To further beef up her skills, Martschinske attended Emory University’s one-year sports medicine residency program. Since then, she has worked at Orthopedic and Fracture Specialists in Beaverton. But because her education concentrated  on the prevention of deaths of young athletes, Martschinske wanted to assist a high school as well.

“Orthopedic and Fracture Specialists knew I had the interest to work with a high school,” she says. “They were wanting to help Lincoln and were already talking to them when I started working there.”

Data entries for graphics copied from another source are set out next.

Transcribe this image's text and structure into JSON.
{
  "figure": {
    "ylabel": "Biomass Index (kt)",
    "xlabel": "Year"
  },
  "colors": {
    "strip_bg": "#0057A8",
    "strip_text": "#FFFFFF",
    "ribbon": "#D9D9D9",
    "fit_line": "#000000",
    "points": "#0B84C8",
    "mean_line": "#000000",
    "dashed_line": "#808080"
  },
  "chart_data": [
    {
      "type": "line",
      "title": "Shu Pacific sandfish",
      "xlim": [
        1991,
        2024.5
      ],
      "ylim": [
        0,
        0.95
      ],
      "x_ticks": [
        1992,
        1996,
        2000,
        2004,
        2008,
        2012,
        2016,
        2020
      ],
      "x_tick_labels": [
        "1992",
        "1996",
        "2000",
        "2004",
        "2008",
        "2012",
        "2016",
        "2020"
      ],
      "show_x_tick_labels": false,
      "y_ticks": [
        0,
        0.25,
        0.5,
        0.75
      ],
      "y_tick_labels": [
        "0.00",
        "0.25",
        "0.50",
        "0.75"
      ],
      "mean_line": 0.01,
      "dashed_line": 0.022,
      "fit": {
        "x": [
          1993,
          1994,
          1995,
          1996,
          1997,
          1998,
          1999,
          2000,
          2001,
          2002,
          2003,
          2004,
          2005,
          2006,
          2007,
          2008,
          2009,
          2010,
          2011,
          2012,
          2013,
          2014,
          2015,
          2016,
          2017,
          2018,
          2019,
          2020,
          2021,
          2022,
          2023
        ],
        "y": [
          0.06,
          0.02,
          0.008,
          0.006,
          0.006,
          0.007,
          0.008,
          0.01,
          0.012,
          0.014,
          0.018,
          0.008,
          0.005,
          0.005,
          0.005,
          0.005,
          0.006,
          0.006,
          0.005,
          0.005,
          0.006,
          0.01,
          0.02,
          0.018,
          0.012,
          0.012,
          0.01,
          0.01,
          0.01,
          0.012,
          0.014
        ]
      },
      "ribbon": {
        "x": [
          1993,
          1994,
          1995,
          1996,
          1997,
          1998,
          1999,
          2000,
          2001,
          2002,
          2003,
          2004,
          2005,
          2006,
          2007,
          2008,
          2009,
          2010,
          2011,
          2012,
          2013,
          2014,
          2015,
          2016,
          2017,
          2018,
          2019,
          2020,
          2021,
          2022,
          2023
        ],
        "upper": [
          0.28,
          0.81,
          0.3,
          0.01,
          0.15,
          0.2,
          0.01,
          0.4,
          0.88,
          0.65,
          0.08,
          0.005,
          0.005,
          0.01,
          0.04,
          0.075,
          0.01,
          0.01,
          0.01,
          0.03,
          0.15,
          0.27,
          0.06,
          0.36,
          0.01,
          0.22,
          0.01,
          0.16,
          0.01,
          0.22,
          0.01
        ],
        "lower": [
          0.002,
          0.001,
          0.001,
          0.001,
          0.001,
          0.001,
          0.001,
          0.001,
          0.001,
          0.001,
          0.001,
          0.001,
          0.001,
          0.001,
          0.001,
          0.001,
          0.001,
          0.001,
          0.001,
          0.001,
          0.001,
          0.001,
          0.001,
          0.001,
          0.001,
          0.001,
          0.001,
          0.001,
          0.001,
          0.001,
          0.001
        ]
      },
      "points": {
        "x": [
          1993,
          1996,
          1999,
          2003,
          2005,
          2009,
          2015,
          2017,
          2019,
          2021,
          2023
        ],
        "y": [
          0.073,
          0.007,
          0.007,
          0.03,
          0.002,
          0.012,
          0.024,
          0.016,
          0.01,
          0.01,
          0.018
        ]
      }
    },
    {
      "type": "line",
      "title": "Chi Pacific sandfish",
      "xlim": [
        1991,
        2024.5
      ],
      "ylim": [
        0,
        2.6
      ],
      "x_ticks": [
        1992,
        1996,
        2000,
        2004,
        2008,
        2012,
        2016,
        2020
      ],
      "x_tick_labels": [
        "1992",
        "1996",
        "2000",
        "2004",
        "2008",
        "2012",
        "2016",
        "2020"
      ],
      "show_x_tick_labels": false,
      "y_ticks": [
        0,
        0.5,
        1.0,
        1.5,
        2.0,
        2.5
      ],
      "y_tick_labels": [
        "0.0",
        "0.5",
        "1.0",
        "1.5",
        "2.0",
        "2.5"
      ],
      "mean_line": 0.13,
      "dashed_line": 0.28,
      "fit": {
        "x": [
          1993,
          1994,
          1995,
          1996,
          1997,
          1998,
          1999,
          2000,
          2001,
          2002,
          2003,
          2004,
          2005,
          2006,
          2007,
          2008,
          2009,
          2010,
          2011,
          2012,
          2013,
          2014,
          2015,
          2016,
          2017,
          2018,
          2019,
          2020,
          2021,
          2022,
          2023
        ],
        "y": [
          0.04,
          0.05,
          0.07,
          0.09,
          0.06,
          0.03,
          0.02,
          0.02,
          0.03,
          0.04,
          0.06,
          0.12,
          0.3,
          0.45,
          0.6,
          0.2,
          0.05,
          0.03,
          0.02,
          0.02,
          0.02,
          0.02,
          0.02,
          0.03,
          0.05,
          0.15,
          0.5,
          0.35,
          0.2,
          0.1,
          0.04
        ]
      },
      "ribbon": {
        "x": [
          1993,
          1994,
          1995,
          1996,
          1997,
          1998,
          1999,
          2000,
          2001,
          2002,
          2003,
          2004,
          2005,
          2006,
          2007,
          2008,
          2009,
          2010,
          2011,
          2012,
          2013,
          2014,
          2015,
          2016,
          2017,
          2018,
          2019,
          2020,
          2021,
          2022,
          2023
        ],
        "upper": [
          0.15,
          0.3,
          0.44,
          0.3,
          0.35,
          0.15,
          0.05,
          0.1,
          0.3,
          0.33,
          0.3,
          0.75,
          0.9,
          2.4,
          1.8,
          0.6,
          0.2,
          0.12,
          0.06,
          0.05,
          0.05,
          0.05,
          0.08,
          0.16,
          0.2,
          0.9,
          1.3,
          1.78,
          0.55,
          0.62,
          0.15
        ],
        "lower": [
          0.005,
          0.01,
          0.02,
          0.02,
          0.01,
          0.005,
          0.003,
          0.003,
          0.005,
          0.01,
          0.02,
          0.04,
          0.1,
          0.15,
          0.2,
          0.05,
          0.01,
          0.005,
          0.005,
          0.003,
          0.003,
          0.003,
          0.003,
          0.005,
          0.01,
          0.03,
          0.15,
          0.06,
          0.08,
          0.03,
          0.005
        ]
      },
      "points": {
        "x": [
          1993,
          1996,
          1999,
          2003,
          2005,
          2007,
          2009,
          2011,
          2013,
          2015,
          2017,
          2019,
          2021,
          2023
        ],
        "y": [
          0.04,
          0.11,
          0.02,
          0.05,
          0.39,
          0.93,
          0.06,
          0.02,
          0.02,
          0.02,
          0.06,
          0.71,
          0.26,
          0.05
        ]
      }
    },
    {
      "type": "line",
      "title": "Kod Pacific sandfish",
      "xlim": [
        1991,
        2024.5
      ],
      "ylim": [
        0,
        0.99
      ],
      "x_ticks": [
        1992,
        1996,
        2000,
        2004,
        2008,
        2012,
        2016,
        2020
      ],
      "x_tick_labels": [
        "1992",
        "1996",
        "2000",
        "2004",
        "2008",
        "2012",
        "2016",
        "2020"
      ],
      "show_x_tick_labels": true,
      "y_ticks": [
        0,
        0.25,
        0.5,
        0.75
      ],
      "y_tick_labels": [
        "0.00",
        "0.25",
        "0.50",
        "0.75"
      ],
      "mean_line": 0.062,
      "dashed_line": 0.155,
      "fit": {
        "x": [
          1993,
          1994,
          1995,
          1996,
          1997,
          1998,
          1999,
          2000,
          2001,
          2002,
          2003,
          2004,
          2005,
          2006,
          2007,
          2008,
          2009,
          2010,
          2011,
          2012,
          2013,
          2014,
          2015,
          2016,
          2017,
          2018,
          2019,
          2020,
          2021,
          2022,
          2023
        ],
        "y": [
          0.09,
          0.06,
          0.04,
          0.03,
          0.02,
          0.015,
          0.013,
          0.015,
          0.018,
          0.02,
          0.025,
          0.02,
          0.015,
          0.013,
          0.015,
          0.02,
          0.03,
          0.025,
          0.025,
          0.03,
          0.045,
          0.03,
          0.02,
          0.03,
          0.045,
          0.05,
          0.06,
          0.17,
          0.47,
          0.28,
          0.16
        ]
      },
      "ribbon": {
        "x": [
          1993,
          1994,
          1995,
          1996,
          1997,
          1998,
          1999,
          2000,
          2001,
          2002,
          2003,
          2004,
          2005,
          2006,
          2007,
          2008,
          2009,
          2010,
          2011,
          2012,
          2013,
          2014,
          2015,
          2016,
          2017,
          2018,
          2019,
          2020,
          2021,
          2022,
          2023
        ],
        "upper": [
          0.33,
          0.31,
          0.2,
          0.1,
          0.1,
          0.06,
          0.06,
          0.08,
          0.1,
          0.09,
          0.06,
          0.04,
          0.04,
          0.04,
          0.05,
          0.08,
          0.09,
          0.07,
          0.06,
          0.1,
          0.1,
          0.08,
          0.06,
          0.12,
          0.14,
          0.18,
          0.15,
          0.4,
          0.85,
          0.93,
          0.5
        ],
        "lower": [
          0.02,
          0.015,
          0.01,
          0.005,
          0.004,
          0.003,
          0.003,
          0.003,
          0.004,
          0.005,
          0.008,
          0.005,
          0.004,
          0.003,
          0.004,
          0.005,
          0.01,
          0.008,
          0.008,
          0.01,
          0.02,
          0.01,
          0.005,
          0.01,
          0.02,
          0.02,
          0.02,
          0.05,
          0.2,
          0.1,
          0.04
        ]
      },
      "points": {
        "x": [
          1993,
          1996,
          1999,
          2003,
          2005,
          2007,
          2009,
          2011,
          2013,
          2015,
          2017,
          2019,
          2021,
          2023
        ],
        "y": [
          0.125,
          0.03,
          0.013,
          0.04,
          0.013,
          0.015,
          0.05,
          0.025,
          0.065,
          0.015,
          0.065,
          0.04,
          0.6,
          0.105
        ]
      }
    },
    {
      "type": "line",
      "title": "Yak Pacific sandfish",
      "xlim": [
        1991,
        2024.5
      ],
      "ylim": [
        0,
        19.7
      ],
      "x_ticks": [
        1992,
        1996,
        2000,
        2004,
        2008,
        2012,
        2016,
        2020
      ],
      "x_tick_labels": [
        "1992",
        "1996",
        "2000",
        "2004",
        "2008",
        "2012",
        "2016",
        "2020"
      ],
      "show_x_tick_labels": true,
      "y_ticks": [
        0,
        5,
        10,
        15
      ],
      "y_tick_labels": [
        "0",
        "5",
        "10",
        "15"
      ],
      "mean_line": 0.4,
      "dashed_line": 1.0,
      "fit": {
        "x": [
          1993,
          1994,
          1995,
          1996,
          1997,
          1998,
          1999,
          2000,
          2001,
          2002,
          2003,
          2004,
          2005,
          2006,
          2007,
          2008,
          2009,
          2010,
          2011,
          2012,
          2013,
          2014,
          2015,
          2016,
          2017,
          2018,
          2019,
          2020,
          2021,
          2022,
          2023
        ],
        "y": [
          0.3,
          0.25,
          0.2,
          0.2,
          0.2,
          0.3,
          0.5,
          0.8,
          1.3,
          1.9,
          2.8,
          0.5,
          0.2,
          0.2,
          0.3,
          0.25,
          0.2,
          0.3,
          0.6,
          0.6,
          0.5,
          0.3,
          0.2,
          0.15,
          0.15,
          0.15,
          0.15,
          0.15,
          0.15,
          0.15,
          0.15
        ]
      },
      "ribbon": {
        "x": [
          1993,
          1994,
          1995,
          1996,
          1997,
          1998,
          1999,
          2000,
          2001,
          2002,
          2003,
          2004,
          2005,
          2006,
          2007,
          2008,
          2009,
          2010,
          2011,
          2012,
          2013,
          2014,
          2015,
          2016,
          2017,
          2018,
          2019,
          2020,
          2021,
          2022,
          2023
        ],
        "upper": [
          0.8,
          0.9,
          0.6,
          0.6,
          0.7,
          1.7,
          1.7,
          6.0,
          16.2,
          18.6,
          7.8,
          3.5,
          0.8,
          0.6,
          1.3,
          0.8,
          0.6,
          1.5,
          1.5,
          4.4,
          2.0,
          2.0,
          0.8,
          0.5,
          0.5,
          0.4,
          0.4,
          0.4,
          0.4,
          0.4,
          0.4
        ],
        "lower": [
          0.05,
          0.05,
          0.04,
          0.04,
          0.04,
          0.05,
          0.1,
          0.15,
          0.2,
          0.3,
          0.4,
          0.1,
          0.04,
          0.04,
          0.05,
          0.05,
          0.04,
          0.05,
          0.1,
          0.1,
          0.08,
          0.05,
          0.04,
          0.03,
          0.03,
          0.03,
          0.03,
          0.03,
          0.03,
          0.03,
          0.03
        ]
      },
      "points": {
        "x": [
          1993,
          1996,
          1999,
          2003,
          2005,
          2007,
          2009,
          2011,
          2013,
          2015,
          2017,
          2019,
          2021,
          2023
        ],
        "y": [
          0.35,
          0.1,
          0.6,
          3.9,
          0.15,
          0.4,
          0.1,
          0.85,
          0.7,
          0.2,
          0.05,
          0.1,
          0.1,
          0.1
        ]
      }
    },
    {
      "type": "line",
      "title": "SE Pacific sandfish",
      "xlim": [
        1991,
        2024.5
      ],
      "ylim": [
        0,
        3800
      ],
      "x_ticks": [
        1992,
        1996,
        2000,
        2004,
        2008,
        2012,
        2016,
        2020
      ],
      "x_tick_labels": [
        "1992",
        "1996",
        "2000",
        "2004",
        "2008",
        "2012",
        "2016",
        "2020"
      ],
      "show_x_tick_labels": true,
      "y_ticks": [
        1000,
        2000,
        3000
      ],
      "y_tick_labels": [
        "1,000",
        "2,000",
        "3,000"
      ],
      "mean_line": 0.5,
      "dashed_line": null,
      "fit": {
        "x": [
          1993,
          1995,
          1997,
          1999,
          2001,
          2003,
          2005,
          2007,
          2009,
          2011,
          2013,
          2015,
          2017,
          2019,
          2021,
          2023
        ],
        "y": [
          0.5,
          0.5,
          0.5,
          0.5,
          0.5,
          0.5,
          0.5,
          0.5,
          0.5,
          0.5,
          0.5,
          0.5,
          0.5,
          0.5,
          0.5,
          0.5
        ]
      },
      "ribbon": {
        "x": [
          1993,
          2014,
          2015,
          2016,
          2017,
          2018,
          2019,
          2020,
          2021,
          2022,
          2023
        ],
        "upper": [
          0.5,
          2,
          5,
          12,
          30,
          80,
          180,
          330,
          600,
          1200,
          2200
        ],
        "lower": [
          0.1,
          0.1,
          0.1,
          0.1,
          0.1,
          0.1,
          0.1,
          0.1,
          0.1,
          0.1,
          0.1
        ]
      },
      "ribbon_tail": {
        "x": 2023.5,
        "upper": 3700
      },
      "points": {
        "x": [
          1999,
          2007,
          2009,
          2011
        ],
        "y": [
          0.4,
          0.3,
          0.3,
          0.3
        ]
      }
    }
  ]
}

Because preventing injuries in sports could save a student’s life, Martschinske isn’t the only person on the scene to help players. Coaches, assistant coaches and referees are all required to take  a concussion-training course created by the Center for Disease Control. Still, Martschinske worries about high school sports programs without proper medical assistance at the ready.

“What worries me is that in some states, and specifically the state of Oregon, it is not required that a high school have a full-time athletic trainer on staff. Twenty minutes to get the AED from a locked school vs. medical attention with an ATC within a few minutes could be the difference between life and death. It’s terrible to hear about a kid with a head injury who heads home when they should have been sent to the ER.”